No Brasil não chegam muitos filmes holandeses, "Além do tempo", do diretor Theu Boermans, é um dos que conseguiram a proeza de furar a bolha e ser lançado, mesmo que em uma única sessão. Infelizmente, o nosso atual circuito não está moleza, sorte para uns poucos e azar para a maioria dos filmes que ficam à margem. Mas os poucos que forem assistir a esse filme holandês podem até sair um pouco triste e com uma lágrima furtiva no rosto, porém não vão sair chateados com o filme. 

"Além do tempo" trata de um tema não só doloroso como também impossível de ser cicatrizado, embora o diretor Theu Boermans demonstre engenhosidade narrativa para não deixar seu filme descambar para os gestos exagerados ou até mesmo do melodrama. O filme é muito equilibrado em seus elementos, se pensarmos na montagem, na fotografia, no som, nas interpretações, nos movimentos de câmera, nos enquadramentos, nada sai dos eixos durante as quase duas horas do filme. Isso talvez seja o ponto forte do filme e revela igualmente a sua fraqueza, a ausência de risco. Podemos dizer que é uma obra academicamente bem resolvida.
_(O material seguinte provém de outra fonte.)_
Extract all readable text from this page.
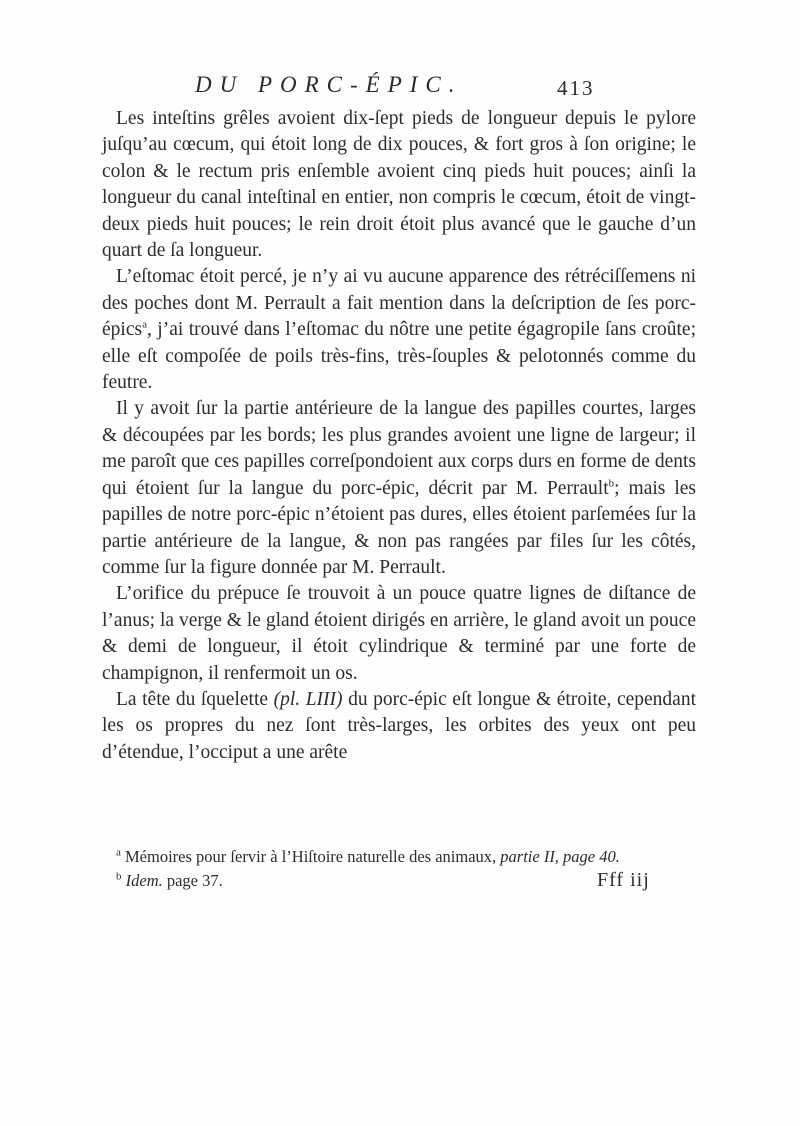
DU PORC-ÉPIC.	413

Les inteſtins grêles avoient dix-ſept pieds de longueur depuis le pylore juſqu’au cœcum, qui étoit long de dix pouces, & fort gros à ſon origine; le colon & le rectum pris enſemble avoient cinq pieds huit pouces; ainſi la longueur du canal inteſtinal en entier, non compris le cœcum, étoit de vingt-deux pieds huit pouces; le rein droit étoit plus avancé que le gauche d’un quart de ſa longueur.

L’eſtomac étoit percé, je n’y ai vu aucune apparence des rétréciſſemens ni des poches dont M. Perrault a fait mention dans la deſcription de ſes porc-épics$^a$, j’ai trouvé dans l’eſtomac du nôtre une petite égagropile ſans croûte; elle eſt compoſée de poils très-fins, très-ſouples & pelotonnés comme du feutre.

Il y avoit ſur la partie antérieure de la langue des papilles courtes, larges & découpées par les bords; les plus grandes avoient une ligne de largeur; il me paroît que ces papilles correſpondoient aux corps durs en forme de dents qui étoient ſur la langue du porc-épic, décrit par M. Perrault$^b$; mais les papilles de notre porc-épic n’étoient pas dures, elles étoient parſemées ſur la partie antérieure de la langue, & non pas rangées par files ſur les côtés, comme ſur la figure donnée par M. Perrault.

L’orifice du prépuce ſe trouvoit à un pouce quatre lignes de diſtance de l’anus; la verge & le gland étoient dirigés en arrière, le gland avoit un pouce & demi de longueur, il étoit cylindrique & terminé par une forte de champignon, il renfermoit un os.

La tête du ſquelette (pl. LIII) du porc-épic eſt longue & étroite, cependant les os propres du nez ſont très-larges, les orbites des yeux ont peu d’étendue, l’occiput a une arête

$^a$ Mémoires pour ſervir à l’Hiſtoire naturelle des animaux, partie II, page 40.

$^b$ Idem. page 37.	Fff iij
Para manter esse padrão acadêmico, os planos escolhidos são os que possibilitam levar a história para frente, como os planos próximos e os médios, sem abrir mão dos planos gerais de situação. Visivelmente, todas as cenas foram pensadas para valorizar o trabalho dos atores, já que essa é uma história que depende muito da atuação deles. Talvez o único fato a ser salientado seja na caracterização dos atores jovens durante os anos 1970 e 80 e depois nos dias de hoje, 40 anos depois, com atores cujo tipo físico destoe consideravelmente. Fora isso, o filme passeia com harmonia por duas épocas distintas, sem perder a classe ou se desvirtuando, o que mostra a qualidade no desenvolvimento do roteiro. 

"Além do tempo" tem como mote seguir os rastros de uma dor profunda, de uma perda incomensurável, e o faz com uma construção dramatúrgica impressionante. Cada cena, vai sendo criada com o intuito de seguirmos o percurso dessa dor. Tudo é muito milimétrico para que vivamos a intensidade dessa dor, a maneira como ela vai se transformando nos personagens, mas sem jamais sair delas. Theu Boermans assim vai nos mergulhando junto com os personagens em seus dramas, escondendo dos espectadores informações importantes para a trama, que revelam como cada personagem precisou tomar caminhos diferentes para suportar suas dores. E tudo embalado pela música envolvente de Mozart.